Fedde explained, “We’ll send them a device, and they can plug and see what kinds of things they are getting hammered with versus what they get when the turn on our services and we start absorbing all of those known threats. I would say [that] 90 percent of the time we install a potential client with a demo, we get the order.”
Seeing, it seems, is often believing.
Once they’ve seen, he noted, they can also customize. Small business can set their Bandura to filter, then forget about it. More data-curious businesses can zoom in on what kinds of threats Bandura is seeing and repelling. Those accounts are handled on a monthly subscription. However, as a product that started out being built for government agencies, they can be even more flexible than that.

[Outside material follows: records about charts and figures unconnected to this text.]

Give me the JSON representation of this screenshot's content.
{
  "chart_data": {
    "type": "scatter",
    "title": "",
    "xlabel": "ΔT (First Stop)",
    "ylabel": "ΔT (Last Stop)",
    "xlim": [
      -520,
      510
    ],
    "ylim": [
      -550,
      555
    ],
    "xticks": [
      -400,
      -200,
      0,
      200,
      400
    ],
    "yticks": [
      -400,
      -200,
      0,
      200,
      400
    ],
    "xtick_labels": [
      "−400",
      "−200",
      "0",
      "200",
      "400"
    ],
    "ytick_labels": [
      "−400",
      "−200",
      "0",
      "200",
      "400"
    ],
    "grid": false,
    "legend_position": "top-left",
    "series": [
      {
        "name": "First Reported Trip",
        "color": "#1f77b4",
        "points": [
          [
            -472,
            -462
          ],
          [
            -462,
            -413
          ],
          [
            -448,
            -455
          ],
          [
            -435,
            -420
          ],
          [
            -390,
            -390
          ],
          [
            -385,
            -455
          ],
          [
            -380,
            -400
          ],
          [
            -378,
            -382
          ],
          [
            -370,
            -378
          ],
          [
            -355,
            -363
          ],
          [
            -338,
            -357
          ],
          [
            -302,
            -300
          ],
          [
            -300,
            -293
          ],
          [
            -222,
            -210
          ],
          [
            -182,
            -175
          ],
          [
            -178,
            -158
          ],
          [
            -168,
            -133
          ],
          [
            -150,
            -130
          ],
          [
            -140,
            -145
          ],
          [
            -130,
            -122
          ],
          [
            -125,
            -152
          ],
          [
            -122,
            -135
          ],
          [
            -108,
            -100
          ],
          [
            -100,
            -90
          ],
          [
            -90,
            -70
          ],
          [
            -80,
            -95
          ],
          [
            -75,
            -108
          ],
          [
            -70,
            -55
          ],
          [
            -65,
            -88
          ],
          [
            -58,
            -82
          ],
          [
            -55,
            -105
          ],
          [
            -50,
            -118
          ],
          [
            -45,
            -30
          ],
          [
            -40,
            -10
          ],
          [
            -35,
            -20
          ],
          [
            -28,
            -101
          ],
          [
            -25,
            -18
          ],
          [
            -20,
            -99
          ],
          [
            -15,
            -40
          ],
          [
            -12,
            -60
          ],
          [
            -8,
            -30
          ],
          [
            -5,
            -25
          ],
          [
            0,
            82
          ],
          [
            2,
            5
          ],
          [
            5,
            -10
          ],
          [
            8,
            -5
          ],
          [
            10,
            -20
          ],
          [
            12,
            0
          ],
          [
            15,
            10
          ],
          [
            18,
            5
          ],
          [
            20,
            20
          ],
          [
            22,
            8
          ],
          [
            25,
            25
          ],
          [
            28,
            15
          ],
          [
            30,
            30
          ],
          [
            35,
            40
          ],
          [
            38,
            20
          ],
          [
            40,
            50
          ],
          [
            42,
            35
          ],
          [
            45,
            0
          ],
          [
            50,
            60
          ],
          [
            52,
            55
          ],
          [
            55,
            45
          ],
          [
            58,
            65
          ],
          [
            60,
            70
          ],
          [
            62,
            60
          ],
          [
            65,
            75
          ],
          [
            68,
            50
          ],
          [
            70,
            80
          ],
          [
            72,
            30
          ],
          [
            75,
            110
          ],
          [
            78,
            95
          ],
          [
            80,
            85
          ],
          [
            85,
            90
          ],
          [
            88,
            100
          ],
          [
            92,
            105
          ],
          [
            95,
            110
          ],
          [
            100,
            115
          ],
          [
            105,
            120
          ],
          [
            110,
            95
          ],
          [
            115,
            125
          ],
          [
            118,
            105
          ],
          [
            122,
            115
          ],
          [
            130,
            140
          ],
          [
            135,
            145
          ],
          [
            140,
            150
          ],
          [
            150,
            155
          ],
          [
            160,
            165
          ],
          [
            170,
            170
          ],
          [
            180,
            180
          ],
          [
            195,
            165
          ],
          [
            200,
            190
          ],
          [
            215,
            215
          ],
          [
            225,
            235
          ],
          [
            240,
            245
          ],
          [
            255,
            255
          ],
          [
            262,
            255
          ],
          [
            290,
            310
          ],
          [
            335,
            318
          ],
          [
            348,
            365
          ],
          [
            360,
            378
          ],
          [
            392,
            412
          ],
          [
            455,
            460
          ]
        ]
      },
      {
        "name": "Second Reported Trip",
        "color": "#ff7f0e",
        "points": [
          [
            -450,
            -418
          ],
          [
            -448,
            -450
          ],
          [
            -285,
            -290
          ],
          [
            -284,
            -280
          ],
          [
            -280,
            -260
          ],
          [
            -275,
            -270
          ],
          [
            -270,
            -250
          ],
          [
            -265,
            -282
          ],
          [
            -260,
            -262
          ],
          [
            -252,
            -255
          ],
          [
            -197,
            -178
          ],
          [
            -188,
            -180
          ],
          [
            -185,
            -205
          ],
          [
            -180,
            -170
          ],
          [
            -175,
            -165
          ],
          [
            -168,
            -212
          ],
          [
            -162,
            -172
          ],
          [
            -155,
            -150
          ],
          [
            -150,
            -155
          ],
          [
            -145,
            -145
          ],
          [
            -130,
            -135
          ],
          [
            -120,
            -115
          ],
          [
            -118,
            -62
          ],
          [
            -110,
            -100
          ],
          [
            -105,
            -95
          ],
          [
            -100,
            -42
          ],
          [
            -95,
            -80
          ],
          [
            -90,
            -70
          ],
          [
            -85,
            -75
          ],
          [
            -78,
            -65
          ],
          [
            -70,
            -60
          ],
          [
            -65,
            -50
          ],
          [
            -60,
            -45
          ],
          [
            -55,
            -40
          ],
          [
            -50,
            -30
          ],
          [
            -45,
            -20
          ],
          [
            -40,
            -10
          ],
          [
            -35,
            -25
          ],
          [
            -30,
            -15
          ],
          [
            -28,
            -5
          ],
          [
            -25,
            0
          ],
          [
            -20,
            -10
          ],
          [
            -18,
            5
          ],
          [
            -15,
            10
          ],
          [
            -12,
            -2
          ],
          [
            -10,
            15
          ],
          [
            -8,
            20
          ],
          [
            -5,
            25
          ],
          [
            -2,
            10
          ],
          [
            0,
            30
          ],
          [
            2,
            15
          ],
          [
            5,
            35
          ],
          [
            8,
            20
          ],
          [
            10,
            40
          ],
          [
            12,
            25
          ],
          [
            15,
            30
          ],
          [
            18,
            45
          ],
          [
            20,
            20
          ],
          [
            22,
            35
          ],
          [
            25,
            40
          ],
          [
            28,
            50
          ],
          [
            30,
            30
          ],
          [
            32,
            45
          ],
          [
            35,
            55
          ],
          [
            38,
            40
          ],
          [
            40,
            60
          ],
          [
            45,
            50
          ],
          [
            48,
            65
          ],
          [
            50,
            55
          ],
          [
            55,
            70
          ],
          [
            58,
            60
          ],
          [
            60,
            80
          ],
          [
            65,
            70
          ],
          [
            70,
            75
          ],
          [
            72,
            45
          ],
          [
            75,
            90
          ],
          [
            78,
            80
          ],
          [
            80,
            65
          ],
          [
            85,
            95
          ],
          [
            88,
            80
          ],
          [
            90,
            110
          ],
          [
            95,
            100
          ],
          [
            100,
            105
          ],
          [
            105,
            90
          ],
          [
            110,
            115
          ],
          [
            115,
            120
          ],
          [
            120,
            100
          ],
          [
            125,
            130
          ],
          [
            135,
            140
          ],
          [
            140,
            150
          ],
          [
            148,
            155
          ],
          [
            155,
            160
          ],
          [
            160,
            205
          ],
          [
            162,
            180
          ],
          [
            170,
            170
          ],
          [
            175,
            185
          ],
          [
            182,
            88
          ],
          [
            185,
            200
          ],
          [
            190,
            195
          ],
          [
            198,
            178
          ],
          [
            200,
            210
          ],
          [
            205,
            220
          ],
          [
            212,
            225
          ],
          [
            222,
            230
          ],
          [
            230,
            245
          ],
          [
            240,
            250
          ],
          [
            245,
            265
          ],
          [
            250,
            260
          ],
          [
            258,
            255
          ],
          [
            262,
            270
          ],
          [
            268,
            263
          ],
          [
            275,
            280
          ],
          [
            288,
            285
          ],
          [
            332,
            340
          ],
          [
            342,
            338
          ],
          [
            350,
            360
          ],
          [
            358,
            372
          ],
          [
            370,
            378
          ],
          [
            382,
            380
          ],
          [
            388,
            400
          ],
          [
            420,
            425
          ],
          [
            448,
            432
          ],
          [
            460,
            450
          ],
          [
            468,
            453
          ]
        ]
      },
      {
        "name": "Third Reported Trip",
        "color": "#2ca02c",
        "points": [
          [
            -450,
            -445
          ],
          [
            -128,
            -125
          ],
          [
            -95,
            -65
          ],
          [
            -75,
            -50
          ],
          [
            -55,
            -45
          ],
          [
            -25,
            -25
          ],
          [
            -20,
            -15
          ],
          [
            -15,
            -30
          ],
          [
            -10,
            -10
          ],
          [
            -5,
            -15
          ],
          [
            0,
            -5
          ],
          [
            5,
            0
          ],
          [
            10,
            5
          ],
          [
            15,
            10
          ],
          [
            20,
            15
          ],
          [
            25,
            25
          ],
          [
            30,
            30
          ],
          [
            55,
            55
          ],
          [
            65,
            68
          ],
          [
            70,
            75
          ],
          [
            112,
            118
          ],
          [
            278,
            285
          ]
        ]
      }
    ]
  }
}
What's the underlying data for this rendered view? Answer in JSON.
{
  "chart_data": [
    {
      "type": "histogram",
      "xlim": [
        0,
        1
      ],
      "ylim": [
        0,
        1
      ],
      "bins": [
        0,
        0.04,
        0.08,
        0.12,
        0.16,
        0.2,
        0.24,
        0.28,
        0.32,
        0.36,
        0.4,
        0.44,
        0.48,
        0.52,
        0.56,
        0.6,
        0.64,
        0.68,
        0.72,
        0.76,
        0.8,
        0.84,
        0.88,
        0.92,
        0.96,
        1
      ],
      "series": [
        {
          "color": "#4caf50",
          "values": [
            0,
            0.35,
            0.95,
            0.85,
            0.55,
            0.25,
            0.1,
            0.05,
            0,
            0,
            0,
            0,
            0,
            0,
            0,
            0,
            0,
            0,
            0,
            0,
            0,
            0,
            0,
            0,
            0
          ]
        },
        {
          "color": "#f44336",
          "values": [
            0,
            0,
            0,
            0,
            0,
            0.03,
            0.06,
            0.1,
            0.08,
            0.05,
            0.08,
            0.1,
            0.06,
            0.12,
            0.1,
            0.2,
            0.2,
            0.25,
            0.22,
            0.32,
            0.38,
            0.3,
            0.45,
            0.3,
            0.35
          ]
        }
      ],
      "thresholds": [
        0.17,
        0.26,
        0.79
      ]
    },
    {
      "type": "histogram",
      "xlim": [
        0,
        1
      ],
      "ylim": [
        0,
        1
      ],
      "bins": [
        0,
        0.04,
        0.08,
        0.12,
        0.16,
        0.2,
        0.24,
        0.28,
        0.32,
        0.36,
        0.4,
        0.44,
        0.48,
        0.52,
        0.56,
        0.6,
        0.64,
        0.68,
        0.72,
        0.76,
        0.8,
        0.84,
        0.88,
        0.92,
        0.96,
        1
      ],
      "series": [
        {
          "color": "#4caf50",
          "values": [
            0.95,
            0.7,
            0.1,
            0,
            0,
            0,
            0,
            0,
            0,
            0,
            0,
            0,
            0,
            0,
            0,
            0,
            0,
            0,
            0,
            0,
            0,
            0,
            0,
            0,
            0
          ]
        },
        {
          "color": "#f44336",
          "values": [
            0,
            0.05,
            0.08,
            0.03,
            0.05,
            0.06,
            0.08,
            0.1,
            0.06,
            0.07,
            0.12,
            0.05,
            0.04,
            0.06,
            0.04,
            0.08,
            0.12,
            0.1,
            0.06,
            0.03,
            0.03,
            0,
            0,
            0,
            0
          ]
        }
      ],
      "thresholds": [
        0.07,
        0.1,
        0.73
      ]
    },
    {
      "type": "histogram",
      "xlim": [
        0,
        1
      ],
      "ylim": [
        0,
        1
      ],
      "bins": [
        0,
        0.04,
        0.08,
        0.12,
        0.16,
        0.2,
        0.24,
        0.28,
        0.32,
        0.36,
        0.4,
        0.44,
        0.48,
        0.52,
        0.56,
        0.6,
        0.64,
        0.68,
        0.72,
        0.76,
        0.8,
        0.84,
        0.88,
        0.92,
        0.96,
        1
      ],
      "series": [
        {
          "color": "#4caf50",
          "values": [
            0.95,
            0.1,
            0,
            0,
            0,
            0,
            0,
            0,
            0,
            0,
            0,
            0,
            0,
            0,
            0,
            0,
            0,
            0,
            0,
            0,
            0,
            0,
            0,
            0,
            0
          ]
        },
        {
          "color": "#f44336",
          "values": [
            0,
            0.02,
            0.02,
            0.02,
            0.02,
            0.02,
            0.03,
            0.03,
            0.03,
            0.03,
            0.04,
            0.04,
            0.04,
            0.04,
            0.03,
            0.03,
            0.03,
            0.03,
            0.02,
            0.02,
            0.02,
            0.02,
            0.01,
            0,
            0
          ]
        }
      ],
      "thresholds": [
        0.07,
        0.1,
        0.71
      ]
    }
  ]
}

“We have some government contracts where we provide a device and they pay an annual fee, and that is all the contact they ever want to have,” he added.
Helping Systems Run Better
Bandura’s Threat Intelligence Gateway, according to Fedde, is designed to capture known threats — and thanks to the remarkable advances in risk detection and threat intelligence, many of the threats out there are known. By using the custom tool to filter them out, Bandura can significantly lighten a big part of the security load for businesses.
However, he noted, it does not entirely lift the weight.
There is the 5 percent of threats that are unknown — advanced threats that Bandura’s system can’t see (yet). But even though it doesn’t detect those threats, Bandura makes it much easier for other security systems to do so because it has pushed back the noise-to-signal ratio.
“We can start clearing the field so that businesses aren’t getting [clobbered] by millions of known threats,” Fedde said. “That makes is easier for advanced threats and unknown threats to get through.”
Those targeting advanced threats can do their job much better if firms like Bandura can clear the security clutter away first, so they can focus on the new “great” idea out of cybercrime. That, Fedde pointed out, will probably be with use.
Though he is new to Bandura, Fedde has worked in cybersecurity for almost four decades. In that time, has seen it spike, particularly in recent years. Today, there are 10 million threats out there, he said, and there were maybe 3 million 10 years ago.
While cybercrime is growing, he noted that the tools used to fight it are getting better. Ten years ago, one couldn’t get the real-time data necessary to really take on, filter out and hold back intrusions. Today, the right tech with the right business models can provide that level of service to enterprises large and small.
“There are more attacks than ever,” Fedde said, adding that “we are also better than we have ever been about seeing them and shutting them down before they start.”